According to Henry-Wilson, the solution to the problem lay in changing the methods with which the numerical subject is taught and make learning, beginning at the early childhood level, fun for children.
“The vast majority will say (it’s because) it’s too hard. However, I am convinced that well-timed interventions that meet children at their level incorporates play and learning and offered in a stimulating environment can make a world of difference in teaching mathematics to our young ones.
The minister was supported by mathematics professor at London University, Mike Askew, who proposed that teachers of mathematics shift from the procedural method of teaching to one that’s more strategic and which will challenge students.
“We need to make shifts in the focus of what we teach and how we teach it,” Prof Askew said to a full house of teachers and student teachers from Kingston & St Andrew, St Catherine and Manchester.
“Children measure success in math by the speed with which they complete the problems, the number of correct answers they have and getting the right answers with minimal effort. All of these things run counter to the learning dispositions we need to foster.
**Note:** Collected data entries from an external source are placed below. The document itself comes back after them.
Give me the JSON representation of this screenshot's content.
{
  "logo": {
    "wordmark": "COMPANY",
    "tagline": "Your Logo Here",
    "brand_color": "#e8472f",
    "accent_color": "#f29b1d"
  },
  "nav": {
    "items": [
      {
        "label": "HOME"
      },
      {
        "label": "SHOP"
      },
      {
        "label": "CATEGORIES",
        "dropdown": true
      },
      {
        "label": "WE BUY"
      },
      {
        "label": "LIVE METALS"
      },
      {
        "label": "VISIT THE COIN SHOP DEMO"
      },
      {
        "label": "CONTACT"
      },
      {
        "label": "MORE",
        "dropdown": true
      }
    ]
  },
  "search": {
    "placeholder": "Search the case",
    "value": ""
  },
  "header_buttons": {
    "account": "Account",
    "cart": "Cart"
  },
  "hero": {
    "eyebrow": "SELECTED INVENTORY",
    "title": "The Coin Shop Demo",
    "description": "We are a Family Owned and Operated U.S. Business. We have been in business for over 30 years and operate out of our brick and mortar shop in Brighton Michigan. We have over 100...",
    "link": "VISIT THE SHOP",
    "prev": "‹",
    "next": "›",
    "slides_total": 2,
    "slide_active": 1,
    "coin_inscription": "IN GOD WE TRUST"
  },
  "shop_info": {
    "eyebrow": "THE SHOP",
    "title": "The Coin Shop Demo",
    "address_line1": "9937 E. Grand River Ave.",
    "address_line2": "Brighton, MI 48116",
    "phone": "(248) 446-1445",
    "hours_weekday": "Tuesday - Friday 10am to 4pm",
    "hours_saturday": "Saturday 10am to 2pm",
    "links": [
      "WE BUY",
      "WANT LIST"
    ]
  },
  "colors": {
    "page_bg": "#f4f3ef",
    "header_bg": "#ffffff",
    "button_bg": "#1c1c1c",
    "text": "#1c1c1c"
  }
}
We’ve got to encourage students to seek challenges and value efforts.
“We need to move from ‘knowing’ to ‘learning’. If we put the emphasis on learning, then the knowing will follow…We also need to shift from ‘receiving’ to ‘doing’ and from the habit of pouring information into their minds to making them become aware of what going on in mathematics,” Prof Askew said, in giving the keynote address.
The UK-based educator believes that the change is necessary primarily because the current methods are not working, which he said was obvious in the exam failure rate.
Some of the topics expected to be discussed at the second day of the workshop yesterday included ‘Navigating Geometry’, ‘Making Sense of Decimals’ and ‘Making Mathematics work through Technology’.